An HDF5 dataset is the leaf of the HDF5 hierarchy — the actual stored data. Conceptually it’s a multi-dimensional array of homogeneous numerical type, with a name, a shape, a dtype, and optional Metadata attached as attributes. Datasets play the role that files play in a Linux filesystem; groups play the role of directories.

We create a dataset by calling create_dataset on the file object or on a group:

with h5py.File('./hdf5_data.h5', 'w') as hdf:
    hdf.create_dataset('dataset1', data=matrix_1)

This writes a NumPy array into the file under the name dataset1. The dataset stores not just the data but also the shape (1000, 1000) and the dtype (say float64, written <f8 in HDF5’s notation — little-endian, 8 bytes, floating point).
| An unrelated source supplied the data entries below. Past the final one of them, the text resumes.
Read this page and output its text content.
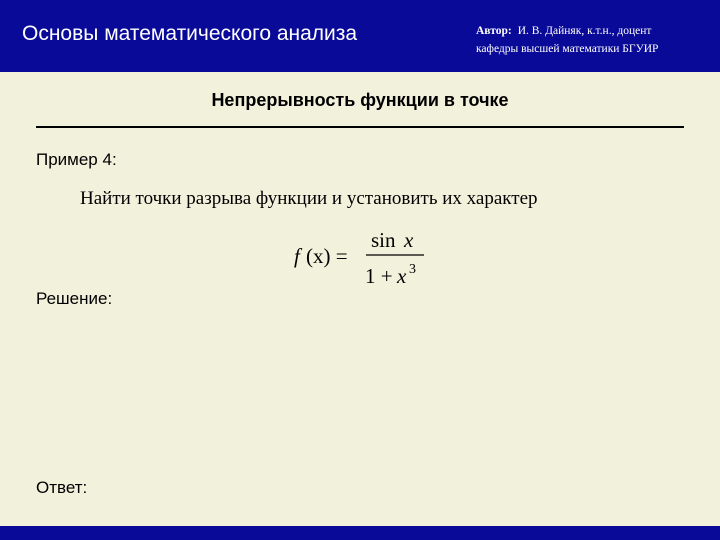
Основы математического анализа	Автор: И. В. Дайняк, к.т.н., доцент
кафедры высшей математики БГУИР
Непрерывность функции в точке
Пример 4:
Найти точки разрыва функции и установить их характер
f (x) =
sin x
1 + x 3
Решение:
Ответ:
When we read a dataset back, h5py returns a wrapper object — an h5py.Dataset instance — that represents the on-disk dataset without loading it into memory yet:

with h5py.File('./hdf5_data.h5', 'r') as hdf:
    dataset1 = hdf.get('dataset1')
    print(type(dataset1))            # <class 'h5py._hl.dataset.Dataset'> — type-check against h5py.Dataset
    my_array = np.array(dataset1)    # forces the bytes to be read off disk
    print(type(my_array))            # numpy.ndarray

Wrapping in np.array(...) materializes the bytes. This two-step pattern — open a handle, then materialize when we actually need the values — is what lets HDF5 do partial reads: if the dataset is a 100-GB array and we only need a 100-MB slice, we can slice the handle (dataset1[1000:2000]) and only the relevant bytes get read.

Datasets can be created with compression — gzip, lzf, or szip — to trade write/read speed for disk space.